There have never been a movement that does not include art. Even in recent political history, we can see that. We had Shepard Fairey's portrait of Obama. We had a well spring of art pop up for Bernie Sanders. We had a piece of uninspiring corporate trash logo from Hillary Clinton and I would argue that 45 pulled off a piece of performance act. When we see something beautiful, we have a sense of being compelled to stop, I personally have a sensation of my chest being pressed upon. It's in that moment, where we grasp the threads of transcendence. Either consciously or subconsciously, we are taken out of the mundane for a moment. That's where the concept of art is really exciting, dangerous, and revolutionary. We can quite literally stop someone dead in their tracks. We can cause people to imagine something different, something outside of their current reality. It's an invitation to follow those threads of transcendence into the depths of transcendence. Whether that's a deeper exploration of self, another or larger social issues or ideas.
What medium I choose to work in for these projects is really not a lot more than feels right. Whether that's making a wood piece, a painting, a video, mixed media, creating a zine, making stickers, or a t-shirt.
AT: What is something you would like to accomplish with your work in the future? Is there anything you are interested in exploring further?

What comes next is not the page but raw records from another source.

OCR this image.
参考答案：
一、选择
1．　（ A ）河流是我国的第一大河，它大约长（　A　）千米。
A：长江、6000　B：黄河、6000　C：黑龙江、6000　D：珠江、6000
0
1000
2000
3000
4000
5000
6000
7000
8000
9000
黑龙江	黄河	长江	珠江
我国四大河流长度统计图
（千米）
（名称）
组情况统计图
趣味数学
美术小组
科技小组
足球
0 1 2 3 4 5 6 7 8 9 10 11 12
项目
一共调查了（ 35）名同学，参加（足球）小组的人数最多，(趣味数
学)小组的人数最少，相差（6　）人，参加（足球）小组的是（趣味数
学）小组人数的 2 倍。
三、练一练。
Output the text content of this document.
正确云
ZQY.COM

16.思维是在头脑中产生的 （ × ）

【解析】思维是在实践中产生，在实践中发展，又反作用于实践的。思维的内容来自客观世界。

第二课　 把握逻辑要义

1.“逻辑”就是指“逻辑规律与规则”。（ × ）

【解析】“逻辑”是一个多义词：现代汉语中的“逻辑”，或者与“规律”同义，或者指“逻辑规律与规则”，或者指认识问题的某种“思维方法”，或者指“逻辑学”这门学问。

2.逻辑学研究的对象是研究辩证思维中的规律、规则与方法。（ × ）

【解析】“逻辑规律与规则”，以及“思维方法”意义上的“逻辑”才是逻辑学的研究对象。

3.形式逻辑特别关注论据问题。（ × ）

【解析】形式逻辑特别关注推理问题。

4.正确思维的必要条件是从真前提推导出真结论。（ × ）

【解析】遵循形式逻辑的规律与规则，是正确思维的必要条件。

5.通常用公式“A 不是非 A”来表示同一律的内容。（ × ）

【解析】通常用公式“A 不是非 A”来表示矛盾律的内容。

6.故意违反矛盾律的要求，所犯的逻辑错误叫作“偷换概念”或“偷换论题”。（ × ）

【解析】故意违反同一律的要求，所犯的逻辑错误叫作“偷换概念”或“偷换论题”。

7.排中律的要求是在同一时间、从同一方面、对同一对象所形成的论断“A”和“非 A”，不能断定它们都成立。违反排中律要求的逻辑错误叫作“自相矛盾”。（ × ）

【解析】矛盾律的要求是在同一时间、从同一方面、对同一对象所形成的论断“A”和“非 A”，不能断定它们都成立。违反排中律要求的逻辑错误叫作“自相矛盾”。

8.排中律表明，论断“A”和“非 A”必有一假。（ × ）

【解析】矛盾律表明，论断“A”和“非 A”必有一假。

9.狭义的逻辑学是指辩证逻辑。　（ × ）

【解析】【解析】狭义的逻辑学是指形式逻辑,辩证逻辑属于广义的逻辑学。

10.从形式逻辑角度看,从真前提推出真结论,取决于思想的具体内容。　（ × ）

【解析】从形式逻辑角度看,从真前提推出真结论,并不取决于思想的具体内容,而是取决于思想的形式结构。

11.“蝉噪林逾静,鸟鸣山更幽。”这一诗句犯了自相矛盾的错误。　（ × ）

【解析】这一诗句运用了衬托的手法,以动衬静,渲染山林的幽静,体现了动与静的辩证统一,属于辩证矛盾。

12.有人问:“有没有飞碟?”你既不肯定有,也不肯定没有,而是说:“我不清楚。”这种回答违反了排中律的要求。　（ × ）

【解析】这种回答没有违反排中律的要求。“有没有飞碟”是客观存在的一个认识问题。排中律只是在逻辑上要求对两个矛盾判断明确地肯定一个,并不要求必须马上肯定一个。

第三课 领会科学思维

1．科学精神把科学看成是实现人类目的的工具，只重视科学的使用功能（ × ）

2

JD: I am most intensely focused on creating revolutionary political movement. I am passionate about contributing to a society that honors and respects the needs and perspectives of the largest amount of people, not just the incredibly wealthy. That's what will inspire and push my art practice. That means taking on a variety of projects. From doing small group shows, to creating propaganda for causes or being the art director for an upcoming political run for a candidate that I believe in. The artist is perfectly situated for our times. In general, artists are looking towards the edges, trying to shine a light on the unseen or under represented, seeking the strange, the commons. That relationship and sensitivity to the nitty gritty, ugly world is a profoundly real force. We not are a thermometer of society, but we can be the thermostat.